To begin with, a confession. I should probably have paid more attention to the Law Commission’s project on reforming communications offences. The Commission published its Final Report in July 2021, recommending new offences to replace S.127 Communications Act 2003 and the Malicious Communications Act 1988.
Now that the government has indicated that it is minded to accept the Law Commission’s recommendations, a closer – even if 11th hour - look is called for: doubly so, since under the proposed Online Safety Bill a service provider would be obliged to take steps to remove user content if it has “reasonable grounds to believe” that the content is illegal. The two provisions would thus work hand in glove. [The Bill as introduced to Parliament omitted the "reasonable grounds to believe" threshold. It was silent as to what standard a service provider should apply to adjudge illegality. "Reasonable grounds to infer" is now being introduced by a government amendment at Report Stage.]

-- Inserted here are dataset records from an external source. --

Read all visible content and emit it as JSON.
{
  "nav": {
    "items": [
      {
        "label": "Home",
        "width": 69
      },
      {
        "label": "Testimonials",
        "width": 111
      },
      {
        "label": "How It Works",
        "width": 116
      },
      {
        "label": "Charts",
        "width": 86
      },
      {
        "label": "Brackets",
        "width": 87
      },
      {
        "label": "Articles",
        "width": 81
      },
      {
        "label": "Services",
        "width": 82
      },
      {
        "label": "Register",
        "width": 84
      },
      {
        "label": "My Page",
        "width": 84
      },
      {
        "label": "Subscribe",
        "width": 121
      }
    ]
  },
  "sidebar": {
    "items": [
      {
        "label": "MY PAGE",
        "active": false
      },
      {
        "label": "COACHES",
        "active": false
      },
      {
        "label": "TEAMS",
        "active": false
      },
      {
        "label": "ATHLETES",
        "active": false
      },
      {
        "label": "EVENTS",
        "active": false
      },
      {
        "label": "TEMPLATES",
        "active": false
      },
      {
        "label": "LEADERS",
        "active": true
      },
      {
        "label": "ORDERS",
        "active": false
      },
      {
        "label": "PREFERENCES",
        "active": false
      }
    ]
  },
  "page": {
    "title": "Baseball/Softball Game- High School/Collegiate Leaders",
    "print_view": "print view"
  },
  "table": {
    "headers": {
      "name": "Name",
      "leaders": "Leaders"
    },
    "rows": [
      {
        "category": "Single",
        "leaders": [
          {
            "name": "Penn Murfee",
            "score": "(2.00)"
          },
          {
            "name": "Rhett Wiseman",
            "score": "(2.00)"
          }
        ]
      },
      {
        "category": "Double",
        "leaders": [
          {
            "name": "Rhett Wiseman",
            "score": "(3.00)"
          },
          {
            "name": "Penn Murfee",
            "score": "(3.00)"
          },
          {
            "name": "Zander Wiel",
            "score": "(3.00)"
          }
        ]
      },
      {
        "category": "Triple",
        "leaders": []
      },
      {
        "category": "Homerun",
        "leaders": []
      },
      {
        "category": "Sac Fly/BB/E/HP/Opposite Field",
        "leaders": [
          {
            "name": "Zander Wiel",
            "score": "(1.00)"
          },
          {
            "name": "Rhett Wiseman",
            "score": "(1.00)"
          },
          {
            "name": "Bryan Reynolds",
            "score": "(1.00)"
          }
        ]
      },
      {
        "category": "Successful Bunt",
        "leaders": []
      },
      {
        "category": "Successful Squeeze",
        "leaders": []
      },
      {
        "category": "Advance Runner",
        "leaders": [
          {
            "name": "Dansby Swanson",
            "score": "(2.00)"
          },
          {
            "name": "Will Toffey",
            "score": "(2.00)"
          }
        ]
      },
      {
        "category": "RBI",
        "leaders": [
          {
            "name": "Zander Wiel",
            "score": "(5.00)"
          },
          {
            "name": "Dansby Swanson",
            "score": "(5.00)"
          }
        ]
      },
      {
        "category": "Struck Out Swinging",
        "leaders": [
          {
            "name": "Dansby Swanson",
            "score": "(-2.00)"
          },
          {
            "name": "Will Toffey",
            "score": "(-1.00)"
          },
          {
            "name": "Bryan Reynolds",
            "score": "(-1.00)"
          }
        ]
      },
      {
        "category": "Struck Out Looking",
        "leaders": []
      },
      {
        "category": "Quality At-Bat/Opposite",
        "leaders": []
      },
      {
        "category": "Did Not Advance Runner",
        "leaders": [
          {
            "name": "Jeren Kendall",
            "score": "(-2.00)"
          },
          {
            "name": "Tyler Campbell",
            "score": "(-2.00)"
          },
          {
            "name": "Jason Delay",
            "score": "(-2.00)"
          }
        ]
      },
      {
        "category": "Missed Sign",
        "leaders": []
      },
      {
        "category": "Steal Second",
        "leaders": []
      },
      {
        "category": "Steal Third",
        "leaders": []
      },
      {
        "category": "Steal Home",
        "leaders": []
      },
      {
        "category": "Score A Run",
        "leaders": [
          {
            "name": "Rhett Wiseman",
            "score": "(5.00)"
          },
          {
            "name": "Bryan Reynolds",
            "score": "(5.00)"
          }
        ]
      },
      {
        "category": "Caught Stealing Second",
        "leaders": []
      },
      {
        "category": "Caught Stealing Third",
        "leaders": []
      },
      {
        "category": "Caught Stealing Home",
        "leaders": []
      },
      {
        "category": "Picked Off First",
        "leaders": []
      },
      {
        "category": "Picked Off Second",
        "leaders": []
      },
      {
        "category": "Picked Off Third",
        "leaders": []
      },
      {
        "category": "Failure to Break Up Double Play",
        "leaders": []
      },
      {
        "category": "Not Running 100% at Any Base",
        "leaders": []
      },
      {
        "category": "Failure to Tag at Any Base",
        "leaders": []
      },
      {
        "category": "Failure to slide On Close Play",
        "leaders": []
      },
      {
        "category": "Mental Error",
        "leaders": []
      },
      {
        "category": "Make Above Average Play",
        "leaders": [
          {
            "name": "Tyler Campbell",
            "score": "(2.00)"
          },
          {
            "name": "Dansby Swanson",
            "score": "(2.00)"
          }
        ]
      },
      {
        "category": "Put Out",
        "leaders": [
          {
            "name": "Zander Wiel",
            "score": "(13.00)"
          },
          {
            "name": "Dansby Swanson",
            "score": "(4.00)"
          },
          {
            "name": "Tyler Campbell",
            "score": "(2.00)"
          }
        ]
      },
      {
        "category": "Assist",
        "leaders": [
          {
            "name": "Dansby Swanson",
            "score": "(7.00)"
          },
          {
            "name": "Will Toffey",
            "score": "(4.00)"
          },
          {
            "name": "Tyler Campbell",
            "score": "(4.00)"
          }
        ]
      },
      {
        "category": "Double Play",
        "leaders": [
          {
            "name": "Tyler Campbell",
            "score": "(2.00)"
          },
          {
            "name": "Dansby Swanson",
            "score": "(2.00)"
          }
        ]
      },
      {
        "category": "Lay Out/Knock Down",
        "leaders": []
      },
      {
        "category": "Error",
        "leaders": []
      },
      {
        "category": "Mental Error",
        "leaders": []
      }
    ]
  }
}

There is no doubt that S.127, at any rate, is in need of reform. The question is whether the proposed replacement is an improvement. Unfortunately, that closer look suggests that the Law Commission’s recommended harm-based offence has significant problems. These arise in particular for a public post to a general audience.
The proposed new offence
The elements of the Law Commission’s proposed new offence are:
(1) the defendant sent or posted a communication that was likely to cause harm to a likely audience;
(2) in sending or posting the communication, the defendant intended to cause harm to a likely audience; and
(3) the defendant sent or posted the communication without reasonable excuse.
(4) For the purposes of this offence:
(a) a communication is a letter, article, or electronic communication;
(b) a likely audience is someone who, at the point at which the communication was sent or posted by the defendant, was likely to see, hear, or otherwise encounter it; and
(c) harm is psychological harm, amounting to at least serious distress.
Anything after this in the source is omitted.